Free markets can only work if there is an assurance that those who refuse to play by the rules of the market are punished, and furthermore, that the market is well-policed so that the economic equivalent of pickpockets and armed robbers are discouraged to the greatest possible degree.

That is what a free market is. "Freedom" is not merely freedom from oppressive taxation or burdonsome regulation. It is also a markete where fraud and graft are not the defining characteristics - for these factors bring extra costs and inflate prices just the same.

These things are "the price of doing business," as if they were the same sort of thing as labor cost, or materials or admistrative overhead. But really, they are taxes. It may vary who it is that you pay it to, but the important thing is that neither you nor your customers gain any direct advantage. In the case of legitimate taxes, there are of course indirect benifits.
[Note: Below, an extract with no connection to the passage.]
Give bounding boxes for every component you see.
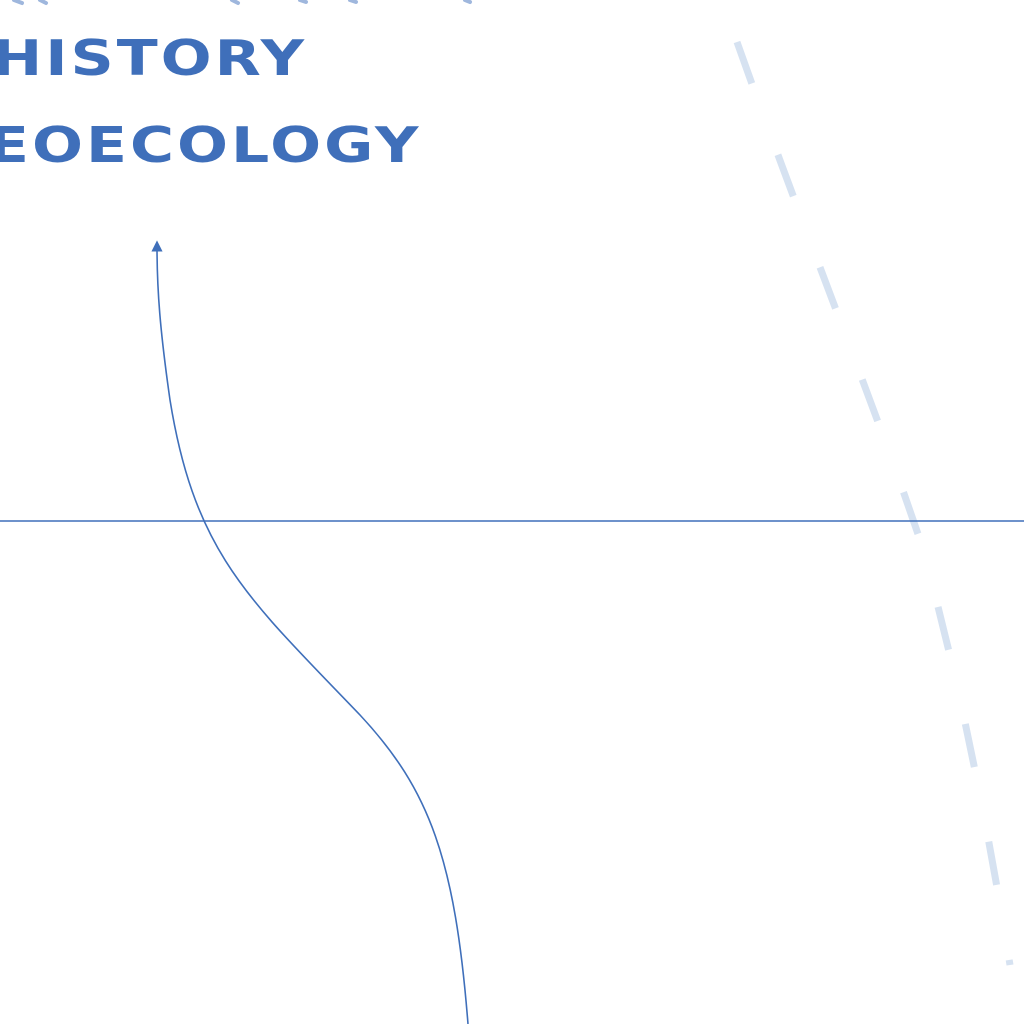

But in the eventuality that you are in effect paying taxes to a larger competetor in order to continue to exist; there is no such reward.

It's wise to consider all such imposed costs to be the same; any price you must pay in order to do buisiness, either the business of making a living, or simply the business of living can be considered a "tax."

The only ones who get a square deal in the energy marketplace today are those with a great number of guns - and the soldiers to use them. Consider how many energy firms have stakes in private security firms!

But there are alternatives. Our current energy system is terribly wasteful and there is both money and security to be gained in raising efficiencies and turning "pollutants" into profit centers. "Greenhouse Gases" are bad for global warming - but that's because they belong in greenhouses, reducing the cost of fuel, food and transportation as a net result of an entirely new industry, one without the high overheads imposed by the corruption of the petrochemical bedfellowships.

When greed, corruption and uncertain, politically-influenced supply-chain issues threaten the petrochemical-based energy chain, it makes sense to start looking seriously at viable alternatives. Biofuels, for instance, have become increasingly attractive, especially when they can be generated with the aid of increasingly regulated CO2 emissions. What was a pure loss becomes pure profit by means of a deeply elegant solution.

Consider putting your Green where it will grow and prosper. And consider how ultimately, consumers bypass markets that have become corrupted.

It amuses me how much of this technology started out in hydroponic "grow houses" that emerged as a reaction to "the war on drugs" making it difficult and dangerous to simply let marijuana grow naturally.

Free markets, supply and demand, and of course, an environment that discourages large groups dominating the industry served us well.

But then, our vices tend to drive demand and innovation far more than any virtue.